Monday, August 29, 2011

Field of Battle 2nd Edition Cover Peek and Other Thoughts

Thought I'd post a preview of the cover of the new Piquet product, Field of Battle 2nd Edition.

Looks pretty cool!  Its always neat to see the final touches of years of work.  I should have copies very soon. 

The other thoughts in the post title are regarding campaigns - miniature game campaigns in particular.  I've done many through the years:  Theatre of War (FPW, ACW, WW2), node movement (FPW), mapless (ACW, FPW), etc.  They were all fun, for different reasons. 

I'm starting to wonder if the scale and intent of campaigns is what gives me fits when I'm setting up new ones.  Typically, meglomania sets in and the campaign covers a wide theatre of the conflict.  Why?  Because we can!  If you look at most historical campaigns, they tended to be between two forces that were pretty much aware of each other's size, composition, and relative location.  "Gotcha" moves, so loved by gamers, were pretty rare on the strategic scale, and would be better represented in the final move to game table or scenario set up.

Boardgames represent a perfect example of excellent campaign systems.  They model campaigns in a fixed amount of tabletop space, and a very short amount of game time.  Miniature campaigns are handcuffed by the need for each game played out to be done on a tabletop, which requires a gathering of the group.  Theatre of War effectively gets through this problem by making most campaigns 3 games or so.

In my experience, after 3 games, gamers start to lose interest in a) the campaign, and b) the period for repeated games.

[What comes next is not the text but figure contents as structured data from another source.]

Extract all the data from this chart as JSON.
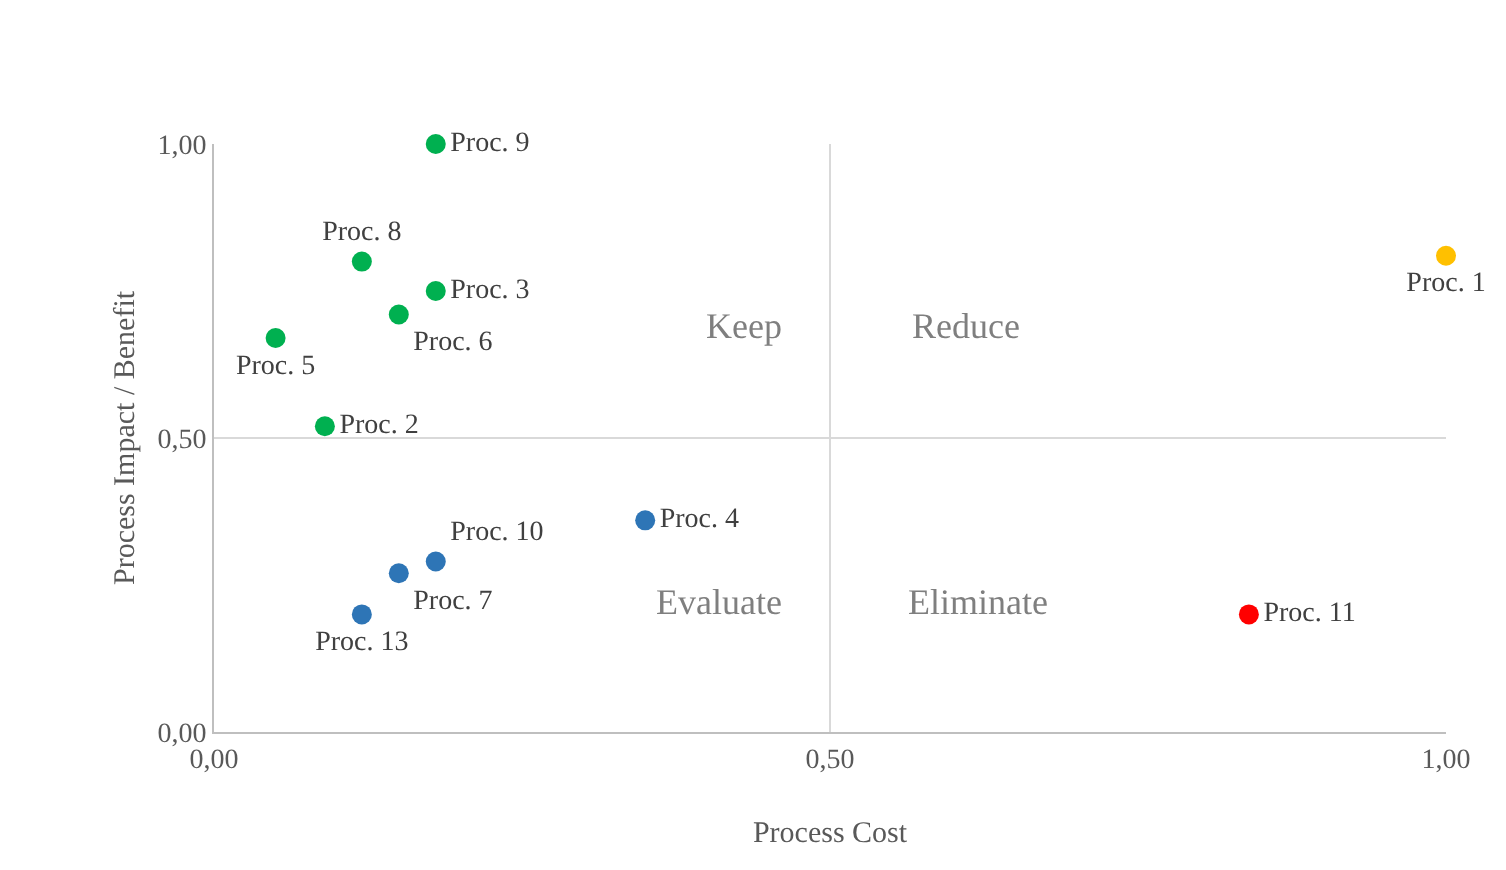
{
  "chart_data": {
    "type": "scatter",
    "xlabel": "Process Cost",
    "ylabel": "Process Impact / Benefit",
    "xlim": [
      0,
      1
    ],
    "ylim": [
      0,
      1
    ],
    "xticks": [
      {
        "value": 0,
        "label": "0,00"
      },
      {
        "value": 0.5,
        "label": "0,50"
      },
      {
        "value": 1,
        "label": "1,00"
      }
    ],
    "yticks": [
      {
        "value": 0,
        "label": "0,00"
      },
      {
        "value": 0.5,
        "label": "0,50"
      },
      {
        "value": 1,
        "label": "1,00"
      }
    ],
    "grid": true,
    "legend": false,
    "marker": "circle",
    "series": [
      {
        "name": "Proc. 9",
        "color": "#00b050",
        "x": [
          0.18
        ],
        "values": [
          1.0
        ]
      },
      {
        "name": "Proc. 8",
        "color": "#00b050",
        "x": [
          0.12
        ],
        "values": [
          0.8
        ]
      },
      {
        "name": "Proc. 3",
        "color": "#00b050",
        "x": [
          0.18
        ],
        "values": [
          0.75
        ]
      },
      {
        "name": "Proc. 6",
        "color": "#00b050",
        "x": [
          0.15
        ],
        "values": [
          0.71
        ]
      },
      {
        "name": "Proc. 5",
        "color": "#00b050",
        "x": [
          0.05
        ],
        "values": [
          0.67
        ]
      },
      {
        "name": "Proc. 2",
        "color": "#00b050",
        "x": [
          0.09
        ],
        "values": [
          0.52
        ]
      },
      {
        "name": "Proc. 4",
        "color": "#2e75b6",
        "x": [
          0.35
        ],
        "values": [
          0.36
        ]
      },
      {
        "name": "Proc. 10",
        "color": "#2e75b6",
        "x": [
          0.18
        ],
        "values": [
          0.29
        ]
      },
      {
        "name": "Proc. 7",
        "color": "#2e75b6",
        "x": [
          0.15
        ],
        "values": [
          0.27
        ]
      },
      {
        "name": "Proc. 13",
        "color": "#2e75b6",
        "x": [
          0.12
        ],
        "values": [
          0.2
        ]
      },
      {
        "name": "Proc. 1",
        "color": "#ffc000",
        "x": [
          1.0
        ],
        "values": [
          0.81
        ]
      },
      {
        "name": "Proc. 11",
        "color": "#ff0000",
        "x": [
          0.84
        ],
        "values": [
          0.2
        ]
      }
    ],
    "annotations": [
      "Keep",
      "Reduce",
      "Evaluate",
      "Eliminate"
    ]
  }
}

So - I'm thinking of trying a system using FoB2 (which has a scenario generation system) to create games, and link the games into a campaign of 3 games or so.  The campaign would have "Campaign Points", generated in the same manner as for typical tabletop games.  For a campaign, each side would roll 3 times on the Army Morale table, and the total would be their total for the 3 game campaign.  Each side would deduct their AMP losses in each game.  First side to 0 loses.  Simple!

I'm also tinkering with allowing players to select from pre-generated tabletop terrain sets.  This would introduce a bit more of a campaign feel, and give players input into the game layout.

Hmmm.  More thinking to do.

Thursday, August 4, 2011

ACW Game

We played an ACW game last Saturday; ACW was chosen since Terry Shockey couldn't make the game.  Terry, Greg Rold, and Ed Meyers were instead participating in a DBA tourney down in Colorado Springs.   DBA?   I think I'll give them random Down 1 modifiers in our next FoB game.

I won't go through a detailed report of the game, just some highlights.  The game looked firmly in control of the Confederates, as they used aggressive movements (ie lots of Move cards before the Federals got any!) to focus on the Confederate center.  The Federals managed to change the game focus to their left flank with some timely move opportunities and ended up mangling the Confederate right flank.  At this point, after a back and forth contest, the Federals hit 0 army morale points.  Unknown to them, the Confederates only had 3 points at that time!  The Confederates launched a counterattack on their right, and severly battered the flanking Federal assault.  The game ended with the Confederates at 16 morale points, the Federals at 0.  A crushing victory for the Confederate cause!  (guess its a good thing that Terry wasn't at the game...)

The Federal Command Team (left to right):  Eric, Bob Jones, Chris

Yes, that's right - THE Bob Jones.  It was great to have Bob at a game again.  The universe is in balance again.  He valiantly defended the Federal center with a single brigade and battery. 

Confederate command watches Chris' moves with interest:  Greg Cornell (center) and John Mumby (aka Mumbasa), right.

Overview of the battlefield at the start of the game.  The river was actually a meandering stream, a Class I obstacle (stop at the near bank, move full after that).  Confederates on the right.

Confederates approach through the woods.

Brave Federal lads brace for the assault.

Guess who's coming to dinner?

Zouaves - Redoubt figures.

Federal forces close on the Confederate right flank.